続くように剣戟と追い剥ぎ達の荒々しい声が響いた。
追い剥ぎ達は全員ラティウスへ向かっていたようなので、馬車の包囲が解かれた。
「どうしますか。今なら強引にこの場を走り抜けることが出来ますが」
「待機だ。ラティウスが追い剥ぎ達を倒したら、あいつにクローセさん達を引き渡そう」
「なんと言って引き渡すおつもりです?」
「助け出したから後は任せると素直に言うさ」
誘拐犯役としてラティウスにワザとやられる選択肢も、一瞬考えはしたが、助けられたことを知っているクローセさんがいるので、そんなことをしては状況が混乱するだけになる。この場でラティウスと長く関わると、俺がグリオットであることがバレる可能性もあるので手短に済ませたい。
アントルと話をしていると剣戟の音が止んだ。馬車の客室の扉から覗ける範囲ではどのような状況なのか正確に把握出来ないので、アントルに確認を頼んだ。
「アントル、状況は?」
「追い剥ぎ達はラティウス殿が倒されました」
「そうか。街中の追い剥ぎ程度に苦戦するような実力じゃないからな、当然だ」
「自画自賛ですかな」
「最近、手合わせしたおかげで実際の実力が分かってるからだ」
「ほほ、そうですか」
からかうようにアントルが笑う。
「本当だからな」
「分かっております」
「……まあいいさ。安全になったなら、二人を降ろそう」
馬車の客室から外に出ると、追い剥ぎ達を倒したラティウスが地面に倒れている追い剥ぎの一人の胸ぐらを掴んでいるのが見えた。

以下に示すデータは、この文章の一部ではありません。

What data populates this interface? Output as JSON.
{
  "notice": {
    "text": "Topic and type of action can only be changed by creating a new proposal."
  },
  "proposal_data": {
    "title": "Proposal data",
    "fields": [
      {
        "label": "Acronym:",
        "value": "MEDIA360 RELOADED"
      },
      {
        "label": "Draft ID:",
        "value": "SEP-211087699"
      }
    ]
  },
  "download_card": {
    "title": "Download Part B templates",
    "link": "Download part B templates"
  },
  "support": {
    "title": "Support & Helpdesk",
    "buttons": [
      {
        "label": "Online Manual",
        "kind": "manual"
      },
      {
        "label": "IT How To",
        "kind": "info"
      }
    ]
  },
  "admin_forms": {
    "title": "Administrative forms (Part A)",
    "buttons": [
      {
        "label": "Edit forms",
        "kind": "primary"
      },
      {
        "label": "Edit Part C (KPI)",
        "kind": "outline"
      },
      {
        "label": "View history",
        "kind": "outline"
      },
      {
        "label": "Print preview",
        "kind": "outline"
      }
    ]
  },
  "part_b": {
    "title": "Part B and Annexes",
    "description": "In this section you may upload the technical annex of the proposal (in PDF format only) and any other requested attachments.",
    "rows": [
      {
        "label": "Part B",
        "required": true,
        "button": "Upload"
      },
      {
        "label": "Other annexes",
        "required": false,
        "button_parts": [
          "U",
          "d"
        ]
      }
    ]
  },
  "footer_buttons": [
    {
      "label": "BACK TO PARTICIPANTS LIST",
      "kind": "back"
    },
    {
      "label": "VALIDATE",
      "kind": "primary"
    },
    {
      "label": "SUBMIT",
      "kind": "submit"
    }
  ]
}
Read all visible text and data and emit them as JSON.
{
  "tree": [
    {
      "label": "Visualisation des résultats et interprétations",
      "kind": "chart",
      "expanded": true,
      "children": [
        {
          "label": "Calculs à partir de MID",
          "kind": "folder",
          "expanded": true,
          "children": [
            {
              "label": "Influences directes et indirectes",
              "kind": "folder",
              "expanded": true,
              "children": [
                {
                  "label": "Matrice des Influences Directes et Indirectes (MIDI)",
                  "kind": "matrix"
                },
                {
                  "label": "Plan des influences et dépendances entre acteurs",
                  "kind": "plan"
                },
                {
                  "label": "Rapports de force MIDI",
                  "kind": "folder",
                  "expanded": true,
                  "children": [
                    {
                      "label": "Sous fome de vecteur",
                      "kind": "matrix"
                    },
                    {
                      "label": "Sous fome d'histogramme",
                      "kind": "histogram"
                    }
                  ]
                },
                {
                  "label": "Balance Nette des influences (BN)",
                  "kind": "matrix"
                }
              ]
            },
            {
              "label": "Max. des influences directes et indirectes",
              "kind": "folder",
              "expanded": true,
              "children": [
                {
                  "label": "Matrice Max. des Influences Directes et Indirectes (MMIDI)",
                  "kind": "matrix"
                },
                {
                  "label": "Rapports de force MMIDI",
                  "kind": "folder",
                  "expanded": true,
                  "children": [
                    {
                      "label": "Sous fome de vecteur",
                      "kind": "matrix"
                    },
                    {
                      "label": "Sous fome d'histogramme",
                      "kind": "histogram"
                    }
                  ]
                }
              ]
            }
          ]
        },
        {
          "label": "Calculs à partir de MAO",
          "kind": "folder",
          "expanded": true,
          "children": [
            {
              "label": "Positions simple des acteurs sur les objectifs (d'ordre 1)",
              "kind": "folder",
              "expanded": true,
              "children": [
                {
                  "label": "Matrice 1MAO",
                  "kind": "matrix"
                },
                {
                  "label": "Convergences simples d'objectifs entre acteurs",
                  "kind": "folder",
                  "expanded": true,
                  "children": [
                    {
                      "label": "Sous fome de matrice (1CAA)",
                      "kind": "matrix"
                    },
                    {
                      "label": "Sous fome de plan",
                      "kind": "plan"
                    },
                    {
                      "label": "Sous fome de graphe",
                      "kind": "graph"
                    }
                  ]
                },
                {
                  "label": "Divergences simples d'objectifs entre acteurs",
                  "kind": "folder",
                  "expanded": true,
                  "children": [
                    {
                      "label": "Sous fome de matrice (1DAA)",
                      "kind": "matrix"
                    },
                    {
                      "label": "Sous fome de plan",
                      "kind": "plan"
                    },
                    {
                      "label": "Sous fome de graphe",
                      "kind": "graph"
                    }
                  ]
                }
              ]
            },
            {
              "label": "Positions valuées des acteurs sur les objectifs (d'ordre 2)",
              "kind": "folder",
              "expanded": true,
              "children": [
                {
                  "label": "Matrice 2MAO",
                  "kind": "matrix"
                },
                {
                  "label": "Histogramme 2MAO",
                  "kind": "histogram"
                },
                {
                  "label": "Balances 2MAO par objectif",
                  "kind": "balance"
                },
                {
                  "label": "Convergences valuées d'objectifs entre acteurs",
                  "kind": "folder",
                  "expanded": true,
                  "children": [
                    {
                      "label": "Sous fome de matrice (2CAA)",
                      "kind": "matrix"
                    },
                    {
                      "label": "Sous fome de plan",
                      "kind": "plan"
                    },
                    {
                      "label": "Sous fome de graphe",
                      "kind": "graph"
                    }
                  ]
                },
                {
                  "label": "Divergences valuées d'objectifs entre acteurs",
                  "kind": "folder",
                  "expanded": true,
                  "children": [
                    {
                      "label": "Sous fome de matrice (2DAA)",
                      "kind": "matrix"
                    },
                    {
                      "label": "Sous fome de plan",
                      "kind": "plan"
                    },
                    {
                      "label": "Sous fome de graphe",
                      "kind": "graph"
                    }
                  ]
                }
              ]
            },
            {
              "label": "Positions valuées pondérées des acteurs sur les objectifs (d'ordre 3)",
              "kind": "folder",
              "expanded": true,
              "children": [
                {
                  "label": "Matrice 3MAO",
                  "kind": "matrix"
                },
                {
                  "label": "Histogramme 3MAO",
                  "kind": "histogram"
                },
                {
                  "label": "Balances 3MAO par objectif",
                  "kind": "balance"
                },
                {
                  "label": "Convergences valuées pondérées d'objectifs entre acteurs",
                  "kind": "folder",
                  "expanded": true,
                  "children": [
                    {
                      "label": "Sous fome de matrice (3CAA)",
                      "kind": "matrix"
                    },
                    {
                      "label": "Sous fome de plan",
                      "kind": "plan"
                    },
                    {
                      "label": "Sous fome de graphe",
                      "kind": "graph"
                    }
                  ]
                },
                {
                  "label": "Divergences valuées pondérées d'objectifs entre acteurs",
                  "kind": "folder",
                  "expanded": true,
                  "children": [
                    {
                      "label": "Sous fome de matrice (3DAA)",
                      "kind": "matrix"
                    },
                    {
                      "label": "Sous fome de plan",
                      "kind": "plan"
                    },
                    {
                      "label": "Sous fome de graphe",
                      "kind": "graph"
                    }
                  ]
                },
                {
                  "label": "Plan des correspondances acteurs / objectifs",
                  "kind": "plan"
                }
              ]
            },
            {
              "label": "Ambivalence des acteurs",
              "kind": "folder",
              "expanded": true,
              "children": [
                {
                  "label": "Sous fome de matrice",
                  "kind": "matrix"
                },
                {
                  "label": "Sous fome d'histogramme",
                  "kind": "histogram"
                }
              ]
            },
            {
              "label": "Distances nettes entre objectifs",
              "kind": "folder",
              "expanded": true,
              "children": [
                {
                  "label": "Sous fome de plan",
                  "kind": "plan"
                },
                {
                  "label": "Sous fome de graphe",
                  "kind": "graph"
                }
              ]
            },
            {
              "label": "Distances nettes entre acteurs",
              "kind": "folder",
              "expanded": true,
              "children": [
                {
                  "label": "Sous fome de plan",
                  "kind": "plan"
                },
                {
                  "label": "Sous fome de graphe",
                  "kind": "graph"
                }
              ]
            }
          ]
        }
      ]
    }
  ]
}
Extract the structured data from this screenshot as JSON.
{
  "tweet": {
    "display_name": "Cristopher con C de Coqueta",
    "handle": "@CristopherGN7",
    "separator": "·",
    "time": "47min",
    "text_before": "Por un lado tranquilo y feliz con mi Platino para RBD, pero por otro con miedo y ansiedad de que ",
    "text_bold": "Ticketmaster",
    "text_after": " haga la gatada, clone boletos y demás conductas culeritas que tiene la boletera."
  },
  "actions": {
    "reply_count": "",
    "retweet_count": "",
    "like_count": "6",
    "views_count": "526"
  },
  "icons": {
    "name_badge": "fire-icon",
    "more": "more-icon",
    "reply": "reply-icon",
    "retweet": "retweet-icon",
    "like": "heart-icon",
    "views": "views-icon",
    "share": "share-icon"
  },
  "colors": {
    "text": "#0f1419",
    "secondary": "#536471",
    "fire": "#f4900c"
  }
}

「おい、気を失ってるんじゃない! 二人をどこに連れて行ったのか答えろ!」
完全に追い剥ぎ達を誘拐犯と勘違いしているようだ。ラティウスはクローセさん達が行方不明になって、冷静さを失っている。若いゆえに仕方ない部分もあるが、自分自身の若さゆえのみっともない部分を見せつけられて、俺はもどかしい気持ちになる。
「君、落ち着くんだ」
「誰だ、お前は!」
興奮状態のラティウスは追い剥ぎを掴んだまま、俺を睨んでくる。
「怒鳴るな。深呼吸を一度することだな。話はそれからだ」
「お前も怪しいな。顔を隠している。馬車が襲われてると思ったが、仲間内で話をしているところだったのか?」
「襲われていたのは事実だ。助けてくれてありがとう。感謝する」
礼を述べてみたが、俺を睨むラティウスの眼力は変わらず強いままだ。